Il composait à l’époque une musique incorporelle, mystérieusement détachée de la
chair, tout à la fois céleste et infernale, faite de volutes sonores, d’envolées, de
tournoiements de sons lancinants et répétitifs. Parfois, une voix féminine salvatrice
accompagnait le maëlstrom des mélodies naissantes, en réminiscence probable d’un
lointain paradis perdu…
Et puis il y avait eu la chute. Un déluge d’eau, une inondation qui avait emporté ses
compositions et ses projets, noyé ses rêves et son matériel.
Une chute dure et incompréhensible comme le Fatum, chassant définitivement la
musique dans un au-delà inaccessible, exilant l’artiste sur une terre battue par les
embruns marins, l’enfermant dans les frontières étriquées du petit port de Trouville.
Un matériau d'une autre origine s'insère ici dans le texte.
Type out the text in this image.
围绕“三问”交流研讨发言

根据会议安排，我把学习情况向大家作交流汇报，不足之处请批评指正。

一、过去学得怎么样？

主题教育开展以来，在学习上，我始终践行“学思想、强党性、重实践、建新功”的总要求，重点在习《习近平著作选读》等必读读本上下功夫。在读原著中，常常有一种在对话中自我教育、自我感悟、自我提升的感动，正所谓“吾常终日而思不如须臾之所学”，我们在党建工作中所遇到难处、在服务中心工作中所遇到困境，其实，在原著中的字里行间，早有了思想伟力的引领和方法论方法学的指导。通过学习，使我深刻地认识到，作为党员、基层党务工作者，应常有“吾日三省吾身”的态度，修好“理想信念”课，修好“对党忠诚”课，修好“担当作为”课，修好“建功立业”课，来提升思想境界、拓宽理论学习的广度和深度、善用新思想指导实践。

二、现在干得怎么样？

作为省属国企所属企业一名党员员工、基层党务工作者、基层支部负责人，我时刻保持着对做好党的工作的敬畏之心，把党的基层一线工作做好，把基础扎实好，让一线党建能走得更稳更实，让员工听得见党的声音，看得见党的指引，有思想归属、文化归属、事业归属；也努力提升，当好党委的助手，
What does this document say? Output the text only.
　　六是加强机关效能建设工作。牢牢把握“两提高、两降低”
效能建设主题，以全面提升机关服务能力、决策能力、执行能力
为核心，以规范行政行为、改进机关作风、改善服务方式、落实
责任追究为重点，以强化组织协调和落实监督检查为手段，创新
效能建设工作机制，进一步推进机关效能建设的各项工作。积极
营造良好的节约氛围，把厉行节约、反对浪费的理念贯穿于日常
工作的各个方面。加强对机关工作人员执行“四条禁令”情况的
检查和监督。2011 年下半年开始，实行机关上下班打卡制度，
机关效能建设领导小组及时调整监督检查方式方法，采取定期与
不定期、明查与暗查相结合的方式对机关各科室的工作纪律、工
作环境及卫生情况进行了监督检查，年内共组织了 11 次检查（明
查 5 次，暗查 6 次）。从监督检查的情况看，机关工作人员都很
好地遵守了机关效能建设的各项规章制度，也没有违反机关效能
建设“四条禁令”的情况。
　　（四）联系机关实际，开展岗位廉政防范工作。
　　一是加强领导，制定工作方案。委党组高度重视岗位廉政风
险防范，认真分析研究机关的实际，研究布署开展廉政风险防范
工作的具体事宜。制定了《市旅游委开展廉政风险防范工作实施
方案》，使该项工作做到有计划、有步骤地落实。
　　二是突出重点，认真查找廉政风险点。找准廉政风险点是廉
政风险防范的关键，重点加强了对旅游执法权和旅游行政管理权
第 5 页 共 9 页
Le peintre ayant toujours représenté pour Igor un musicien et un ange déchu, il s’était
alors tourné vers la peinture, en espérant y transcrire la voix et la musique intérieure qui
continuaient à lui parler secrètement. Il n’était pas question, pour lui, de s’y adonner de
manière mièvre et gentille, en cherchant à se souvenir du monde perdu. Pas plus que de
représenter une jolie fresque figurative de la réalité, ou encore de jouer avec les
savantes combinaisons de l’abstraction.
Puisqu’il se retrouvait englué dans la
matière, il allait la saisir à pleines mains, la
projeter dans les moindres recoins de ses
tableaux, l’amener à se reproduire jusqu’à la
nausée, en occupant le moindre centimètre de
toile vierge, avec une rage et une violence
confinant au défoulement obsessionnel.
Comme si, en triturant et en entassant cette
matière dans ses toiles, elle allait finalement
s’épuiser et le libérer –à l’image du gnostique Simon le Magicien et de ses disciples du
premier siècle qui prônaient la débauche et l’orgie pour faire jaillir l’étincelle divine
d’une chair épuisée.
Huile sur toile 60 x 80 (à vérifier)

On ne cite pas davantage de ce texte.